Feyereisen Scott, McConnell William, Puro Neeraj
Department of Management Programs, College of Business, Florida Atlantic University, Boca Raton, Florida, USA.
Department of Sociology, Schmidt College of Arts & Letters, Florida Atlantic University, Boca Raton, Florida, USA.
J Rural Health. 2025 Mar;41(2):e12879. doi: 10.1111/jrh.12879. Epub 2024 Sep 30.
Rural hospitals in the United States often rely on nonphysician providers such as advanced practice nurses to care for their patients. One important role that is served by advanced practice nurses is that of anesthesia provider (certified registered nurse anesthetist or CRNA). In 2001, Centers for Medicare & Medicaid Services (CMS) passed an opt-out law affording state governors the right to loosen physician supervision requirements on CRNAs in their respective states, thus potentially improving access in targeted areas. Since then, 24 states have adopted these opt-out provisions. We aim to understand the extent to which the CMS opt-out law has resulted in increased CRNA service provision in hospitals, especially in rural areas.
The study used a longitudinal design. We compiled 2010-2021 American Hospital Association data, which includes 4,464 unique U.S. hospitals observed an average of 8 times annually (35,863 total hospital-year observations).
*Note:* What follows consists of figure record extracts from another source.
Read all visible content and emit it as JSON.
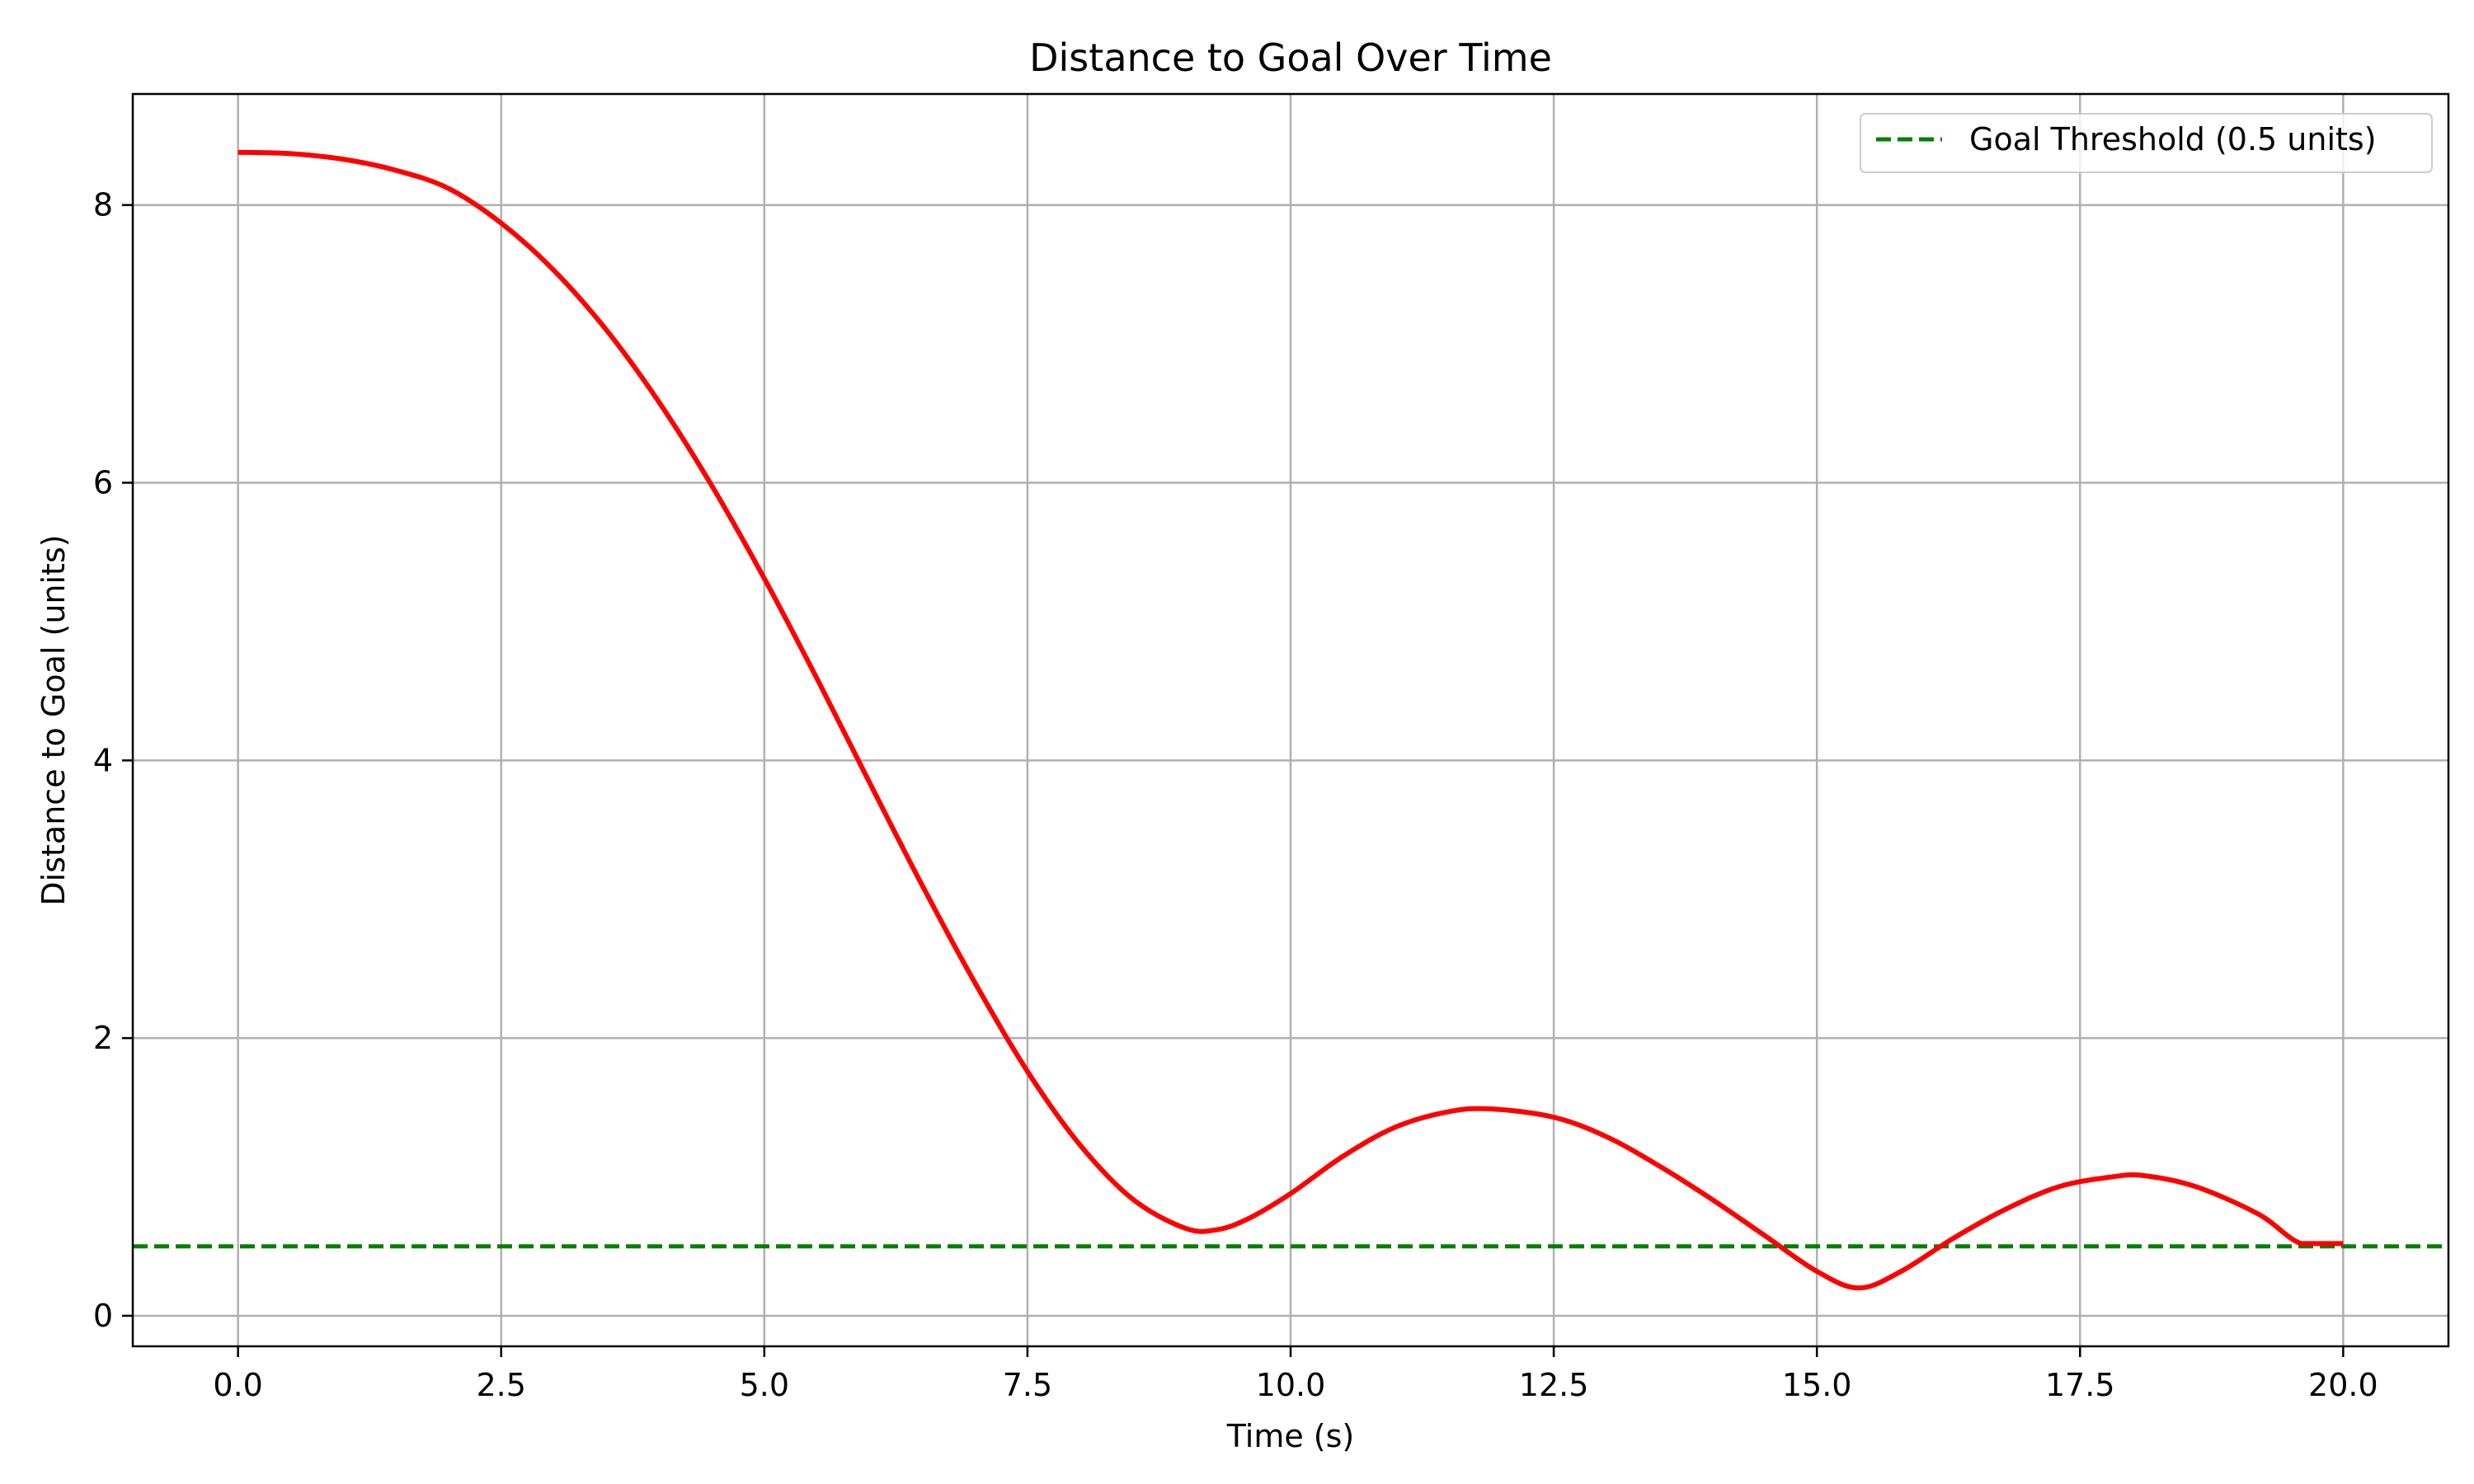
{
  "chart_data": {
    "type": "line",
    "title": "Distance to Goal Over Time",
    "xlabel": "Time (s)",
    "ylabel": "Distance to Goal (units)",
    "xlim": [
      -1.0,
      21.0
    ],
    "ylim": [
      -0.22,
      8.8
    ],
    "xticks": [
      0.0,
      2.5,
      5.0,
      7.5,
      10.0,
      12.5,
      15.0,
      17.5,
      20.0
    ],
    "xtick_labels": [
      "0.0",
      "2.5",
      "5.0",
      "7.5",
      "10.0",
      "12.5",
      "15.0",
      "17.5",
      "20.0"
    ],
    "yticks": [
      0,
      2,
      4,
      6,
      8
    ],
    "ytick_labels": [
      "0",
      "2",
      "4",
      "6",
      "8"
    ],
    "grid": true,
    "legend_placement": "top-right",
    "series": [
      {
        "name": "",
        "color": "#ff0000",
        "style": "solid",
        "x": [
          0.0,
          0.5,
          1.0,
          1.5,
          2.0,
          2.5,
          3.0,
          3.5,
          4.0,
          4.5,
          5.0,
          5.5,
          6.0,
          6.5,
          7.0,
          7.5,
          8.0,
          8.5,
          9.0,
          9.3,
          9.6,
          10.0,
          10.5,
          11.0,
          11.5,
          11.9,
          12.5,
          13.0,
          13.5,
          14.0,
          14.5,
          15.0,
          15.4,
          15.8,
          16.3,
          16.8,
          17.3,
          17.8,
          18.1,
          18.6,
          19.2,
          19.6,
          20.0
        ],
        "y": [
          8.38,
          8.37,
          8.33,
          8.25,
          8.12,
          7.87,
          7.53,
          7.1,
          6.58,
          5.98,
          5.31,
          4.59,
          3.84,
          3.1,
          2.4,
          1.76,
          1.23,
          0.84,
          0.63,
          0.62,
          0.7,
          0.88,
          1.15,
          1.36,
          1.47,
          1.49,
          1.43,
          1.29,
          1.08,
          0.84,
          0.58,
          0.32,
          0.2,
          0.32,
          0.56,
          0.77,
          0.93,
          1.0,
          1.01,
          0.93,
          0.73,
          0.52,
          0.52
        ]
      },
      {
        "name": "Goal Threshold (0.5 units)",
        "color": "#008000",
        "style": "dashed",
        "x": [
          -1.0,
          21.0
        ],
        "y": [
          0.5,
          0.5
        ]
      }
    ]
  }
}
We model CRNA services provision at the hospital level using longitudinal mixed effects generalized linear models that incorporate state, county, and hospital control variables.
Using descriptive statistics and mixed effects generalized linear models, we discovered that adopting opt-out provisions does not universally result in increased CRNA service provision in U.S. hospitals. Notably, opt-out provisions do not improve access in rural counties. However, in supplemental analysis, we discover some of the conditions under which the likelihood of CRNA service provision is influenced.
Hospitals often utilize CRNAs to staff their hospitals. However, many hospitals use both CRNAs and physician anesthesiologists; this can be a potential source of contention and confusion, given the lack of uniformity in the scope of practice policies. We offer some suggestions with regard to the effects of state interventions into the field, and how they might impact this dispute. Lastly, policymakers should consider additional measures to address rural access limitations, as the opt-out policy does not seem to be working as intended.
美国的乡村医院通常依靠非医师医疗服务提供者,如高级执业护士来照顾患者。高级执业护士所发挥的一个重要作用是担任麻醉服务提供者(注册护士麻醉师或CRNA)。2001年,医疗保险和医疗补助服务中心(CMS)通过了一项选择退出法,赋予州长放宽各自州对CRNA医师监督要求的权利,从而有可能改善目标地区的医疗服务可及性。自那时以来,已有24个州采用了这些选择退出条款。我们旨在了解CMS选择退出法在多大程度上导致医院,尤其是农村地区CRNA服务提供的增加。
该研究采用纵向设计。我们汇编了2010 - 2021年美国医院协会的数据,其中包括4464家不同的美国医院,平均每年观察8次(总计35863次医院年度观察)。
我们使用纵向混合效应广义线性模型,在医院层面模拟CRNA服务的提供情况,该模型纳入了州、县和医院控制变量。
通过描述性统计和混合效应广义线性模型,我们发现采用选择退出条款并不会普遍导致美国医院CRNA服务提供的增加。值得注意的是,选择退出条款并未改善农村县的医疗服务可及性。然而,在补充分析中,我们发现了一些影响CRNA服务提供可能性的条件。
医院经常利用CRNA为其医院配备人员。然而,许多医院同时使用CRNA和麻醉医师;鉴于执业范围政策缺乏统一性,这可能是潜在的争议和混乱来源。我们就州对该领域干预的影响以及它们可能如何影响这一争议提供了一些建议。最后,政策制定者应考虑采取额外措施来解决农村地区医疗服务可及性的限制,因为选择退出政策似乎并未按预期发挥作用。